Me: "Yes, it's on and working fine. The modem's plugged in, but it isn't getting anything from your end."
Tech Support: "Ok, can you click on the 'Start' button and type 'WINIPCFG'--"
Me: "Yes, I know. My IP is listed as 169.XXX.XXX.XXX."
This IP was the one Windows 98 usually gives when it's supposed to have one assigned to it but doesn't get one.

Tech Support: "Well, sir, that's the problem."
Me: "Yes, I know. I'm getting no IP. I'm not in the network."
Tech Support: "No, sir, the problem is that you're using a Mac."

Me: "I'm sorry?"
Tech Support: "Sir, your IP is a Mac IP. You're not using a PC."
Me: "Uhhh, I am using a PC. It's a Dell with an Intel PII-450 CPU. I'm running Windows 98."
Tech Support: "No, sir. Your IP indicates that your computer is a Mac. IPs that start with those numbers are used by Macs."
Me: "You know, I don't think it works that way. I'm pretty certain IPs are assigned based on where the computer is in a domain and a subdomain and such. I know all your IPs assigned in this area start with XXX. And I'm quite certain my computer is a PC."
Tech Support: "I don't think we use 'domain' here."
Me: "Can I speak to a supervisor, please?"


After owning my computer for a little over two months I noticed the system was sluggish.

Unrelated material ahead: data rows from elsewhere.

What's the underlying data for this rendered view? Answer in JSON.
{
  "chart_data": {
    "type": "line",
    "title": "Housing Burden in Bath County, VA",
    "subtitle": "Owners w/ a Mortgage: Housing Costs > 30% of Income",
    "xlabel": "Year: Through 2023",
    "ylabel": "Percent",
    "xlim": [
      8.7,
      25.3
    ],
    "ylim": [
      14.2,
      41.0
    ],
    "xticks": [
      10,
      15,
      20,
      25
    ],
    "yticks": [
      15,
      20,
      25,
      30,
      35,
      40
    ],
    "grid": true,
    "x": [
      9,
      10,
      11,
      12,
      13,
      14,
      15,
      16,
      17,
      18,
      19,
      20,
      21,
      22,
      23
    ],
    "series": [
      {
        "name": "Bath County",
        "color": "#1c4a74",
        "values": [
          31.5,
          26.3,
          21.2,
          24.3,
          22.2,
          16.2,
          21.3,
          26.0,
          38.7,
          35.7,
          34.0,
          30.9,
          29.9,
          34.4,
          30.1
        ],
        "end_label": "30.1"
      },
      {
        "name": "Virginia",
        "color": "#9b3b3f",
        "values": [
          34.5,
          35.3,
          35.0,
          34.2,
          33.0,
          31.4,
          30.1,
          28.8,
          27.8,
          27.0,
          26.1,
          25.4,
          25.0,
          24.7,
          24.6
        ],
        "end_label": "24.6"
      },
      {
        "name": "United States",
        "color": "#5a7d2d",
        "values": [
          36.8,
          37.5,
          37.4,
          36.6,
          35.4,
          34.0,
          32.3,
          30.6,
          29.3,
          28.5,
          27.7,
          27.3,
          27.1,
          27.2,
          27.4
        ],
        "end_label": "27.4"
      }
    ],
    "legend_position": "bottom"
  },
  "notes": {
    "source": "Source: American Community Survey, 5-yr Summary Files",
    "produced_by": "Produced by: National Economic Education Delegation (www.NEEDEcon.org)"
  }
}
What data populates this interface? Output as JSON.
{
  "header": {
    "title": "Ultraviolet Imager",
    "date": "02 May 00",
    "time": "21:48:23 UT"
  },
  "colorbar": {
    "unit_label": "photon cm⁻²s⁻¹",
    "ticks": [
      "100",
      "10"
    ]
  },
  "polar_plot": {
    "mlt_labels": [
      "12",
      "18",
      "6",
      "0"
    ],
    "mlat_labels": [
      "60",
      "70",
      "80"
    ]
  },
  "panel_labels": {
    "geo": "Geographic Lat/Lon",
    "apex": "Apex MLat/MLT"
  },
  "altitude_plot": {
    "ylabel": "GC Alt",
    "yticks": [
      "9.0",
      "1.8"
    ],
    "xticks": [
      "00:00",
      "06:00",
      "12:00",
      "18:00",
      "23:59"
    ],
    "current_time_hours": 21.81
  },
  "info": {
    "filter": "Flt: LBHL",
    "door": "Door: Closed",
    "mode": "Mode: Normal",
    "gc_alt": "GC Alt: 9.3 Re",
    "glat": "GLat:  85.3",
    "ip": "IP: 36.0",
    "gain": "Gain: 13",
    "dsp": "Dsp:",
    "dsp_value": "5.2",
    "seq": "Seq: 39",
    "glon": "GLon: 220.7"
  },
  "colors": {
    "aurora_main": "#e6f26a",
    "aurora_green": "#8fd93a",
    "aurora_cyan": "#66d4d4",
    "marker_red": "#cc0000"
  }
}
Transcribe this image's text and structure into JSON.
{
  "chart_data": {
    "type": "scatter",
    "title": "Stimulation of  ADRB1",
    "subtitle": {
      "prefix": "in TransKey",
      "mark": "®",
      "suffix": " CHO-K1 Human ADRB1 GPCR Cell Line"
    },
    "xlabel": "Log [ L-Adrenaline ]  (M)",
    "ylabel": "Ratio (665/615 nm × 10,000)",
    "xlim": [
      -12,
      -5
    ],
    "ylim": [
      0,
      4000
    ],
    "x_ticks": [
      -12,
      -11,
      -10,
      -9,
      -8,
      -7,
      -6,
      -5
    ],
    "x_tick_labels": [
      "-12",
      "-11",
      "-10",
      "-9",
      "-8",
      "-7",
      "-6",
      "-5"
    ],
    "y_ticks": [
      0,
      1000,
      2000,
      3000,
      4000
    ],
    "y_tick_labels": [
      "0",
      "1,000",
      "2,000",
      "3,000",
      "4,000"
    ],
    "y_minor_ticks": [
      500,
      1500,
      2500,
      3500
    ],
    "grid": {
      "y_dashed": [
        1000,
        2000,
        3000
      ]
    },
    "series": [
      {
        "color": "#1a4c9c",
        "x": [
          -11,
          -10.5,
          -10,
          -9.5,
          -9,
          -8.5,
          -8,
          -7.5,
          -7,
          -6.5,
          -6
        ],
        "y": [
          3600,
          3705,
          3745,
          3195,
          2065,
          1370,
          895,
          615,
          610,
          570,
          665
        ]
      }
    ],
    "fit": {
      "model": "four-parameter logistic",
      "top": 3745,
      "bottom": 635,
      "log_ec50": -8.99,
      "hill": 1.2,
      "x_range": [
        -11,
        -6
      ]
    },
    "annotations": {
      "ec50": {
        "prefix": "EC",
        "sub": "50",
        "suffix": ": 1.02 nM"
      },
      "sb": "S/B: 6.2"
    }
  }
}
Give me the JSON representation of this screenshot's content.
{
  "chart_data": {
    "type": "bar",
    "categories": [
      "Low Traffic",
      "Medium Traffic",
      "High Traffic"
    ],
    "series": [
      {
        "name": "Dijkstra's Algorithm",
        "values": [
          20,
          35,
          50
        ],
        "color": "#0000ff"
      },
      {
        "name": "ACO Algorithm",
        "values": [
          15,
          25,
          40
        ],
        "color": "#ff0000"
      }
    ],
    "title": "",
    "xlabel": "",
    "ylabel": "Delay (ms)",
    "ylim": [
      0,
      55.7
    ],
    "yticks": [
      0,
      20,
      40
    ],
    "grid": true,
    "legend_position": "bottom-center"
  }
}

Me: "My system's really slow on bootup."
Tech Support: "Have you been on the net for a long time?"
Me: "Well, yeah, about a month or two."
Tech Support: "Try deleting the cache. Oh, and do you have a virus scanner?"
Me: "Yes, it was the first thing I put on the hard drive."
Tech Support: "Oh, get rid of it. That's the problem. Those virus scanners screw things up on your disk. Get rid of it."
Me: "Isn't that risky?"
Tech Support: "And you'll have to format your hard drive with Quick Reinstall. That's really all I know."
Me: "Um...sure. Sure I will."
A friend cleaned up my system path, and the boot lag cleared right up. And guess what? I didn't have to format my hard drive after all

Me: "I was thinking of installing Linux, but I was wondering if you knew if the modem works under Linux."
Tech Support: "Oh, I'm sorry, we only support Windows."
Me: "I know. I was just wondering if you knew if it was possible."
Tech Support: "But we only support Windows."
Me: "I know, but just to save me some time, have you heard of anyone that got Linux to work with the modem?"
Tech Support: (getting annoyed) "Why can't you just use Netscape?"
Me: "Uh, wha? It's not a browser, it's a--never mind. Thanks for your help."